“I’ve been an activist for over 30 years and Gun Free Kitchen Tables is the first project that has achieved such an amazing scope of results—because it is a joint collaborative effort. I couldn’t do it on my own, I just couldn’t. My partners are crucial to the work. Peacemaking work, social change work and feminist work isn’t about stars and talents and geniuses. It’s about collaboration and solidarity and joint creativity, feeding each other’s creativity.”
Rela is an innovative writer, activist and independent scholar, and part of a feminist movement determined to demilitarize the Israeli state and Israeli society.
Along with Attorney Smadar Ben Natan, Rela is a co-founder of Gun Free Kitchen Tables, a campaign housed by the Isha L’Isha Feminist Center and born out of her research into the proliferation of small arms among private security companies in Israel.
The Gun Free Kitchen Tables campaign aims to increase gun control and reduce the proliferation of firearms throughout Israel and the occupied territories. More specifically, the campaign targets the practice of private security guards bringing their firearms home with them at the end of the day—a practice that has resulted in gun violence and murders in Israeli homes. Gun Free Kitchen Tables uses a variety of advocacy techniques in their activism, including consciousness-raising, meetings with various levels of government decision-makers, and targeted legal action.
At least eighteen women and fifteen men were shot in Israel between 2002 and 2013 with the arms of intimate partners or family members working as security guards (also called ‘private police’). Many of the victims came from immigrant communities, which are marginalized and lack adequate access to violence-prevention services.
The program has begun to save lives: for the first time in recent history, over two years have passed since a security guard’s off duty gun has been used to kill someone. Rela notes that thanks to the campaign, thousands of Israeli homes became gun-free. When the campaign was lobbying the government to take action to stop security guards bringing guns home, they brought a gun violence survivor to testify. The woman had miraculously survived after being shot at six times by her security guard partner.

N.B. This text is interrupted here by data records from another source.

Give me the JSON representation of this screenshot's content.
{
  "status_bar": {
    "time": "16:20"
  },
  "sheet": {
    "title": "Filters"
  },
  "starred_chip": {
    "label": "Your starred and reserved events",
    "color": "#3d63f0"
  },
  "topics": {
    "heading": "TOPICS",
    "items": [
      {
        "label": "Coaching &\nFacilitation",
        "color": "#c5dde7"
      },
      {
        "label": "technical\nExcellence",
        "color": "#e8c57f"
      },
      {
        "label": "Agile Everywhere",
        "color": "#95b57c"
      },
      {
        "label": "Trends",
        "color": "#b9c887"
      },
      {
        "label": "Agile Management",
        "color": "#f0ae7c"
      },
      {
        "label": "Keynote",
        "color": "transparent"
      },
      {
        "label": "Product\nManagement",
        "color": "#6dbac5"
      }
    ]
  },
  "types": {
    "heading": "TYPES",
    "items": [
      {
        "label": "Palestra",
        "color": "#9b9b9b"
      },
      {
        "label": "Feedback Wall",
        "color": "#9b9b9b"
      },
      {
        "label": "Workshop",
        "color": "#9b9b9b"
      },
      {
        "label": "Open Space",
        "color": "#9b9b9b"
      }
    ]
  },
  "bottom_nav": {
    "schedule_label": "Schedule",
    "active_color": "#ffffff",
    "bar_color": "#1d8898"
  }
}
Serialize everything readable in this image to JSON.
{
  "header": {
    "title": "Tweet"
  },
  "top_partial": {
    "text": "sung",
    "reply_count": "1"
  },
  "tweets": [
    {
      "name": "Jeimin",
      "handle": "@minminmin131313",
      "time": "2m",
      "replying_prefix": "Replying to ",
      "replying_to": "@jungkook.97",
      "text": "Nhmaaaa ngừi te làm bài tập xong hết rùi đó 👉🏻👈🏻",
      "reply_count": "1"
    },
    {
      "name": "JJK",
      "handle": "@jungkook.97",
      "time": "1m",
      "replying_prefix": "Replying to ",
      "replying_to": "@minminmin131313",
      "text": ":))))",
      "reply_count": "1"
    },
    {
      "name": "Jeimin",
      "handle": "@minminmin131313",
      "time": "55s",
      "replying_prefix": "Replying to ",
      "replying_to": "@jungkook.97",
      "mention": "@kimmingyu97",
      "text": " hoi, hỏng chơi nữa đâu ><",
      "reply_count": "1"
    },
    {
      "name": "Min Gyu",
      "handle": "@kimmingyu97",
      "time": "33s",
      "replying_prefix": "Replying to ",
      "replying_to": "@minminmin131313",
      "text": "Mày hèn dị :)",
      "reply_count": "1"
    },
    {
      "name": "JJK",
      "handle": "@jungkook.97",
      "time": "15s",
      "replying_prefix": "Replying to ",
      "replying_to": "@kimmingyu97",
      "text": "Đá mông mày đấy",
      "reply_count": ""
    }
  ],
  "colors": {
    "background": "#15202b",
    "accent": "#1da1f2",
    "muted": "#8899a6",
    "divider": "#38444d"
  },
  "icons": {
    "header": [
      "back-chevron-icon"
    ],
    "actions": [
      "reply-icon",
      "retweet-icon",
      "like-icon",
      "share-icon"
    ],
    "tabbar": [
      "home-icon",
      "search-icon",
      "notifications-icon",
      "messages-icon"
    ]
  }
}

Working in the field of demilitarization can be challenging, painstakingly slow work. Rela says that a big part of the work is dismantling notions of heroism and individual bravery, all too often associated with guns and military responses. Demilitarizing the world will take not just individual action, but an enormous commitment to collective action.
Rela finds hope and inspiration in her colleagues and the countless women and men around the world who commit themselves to feminist, social justice, peacemaking and demilitarization work.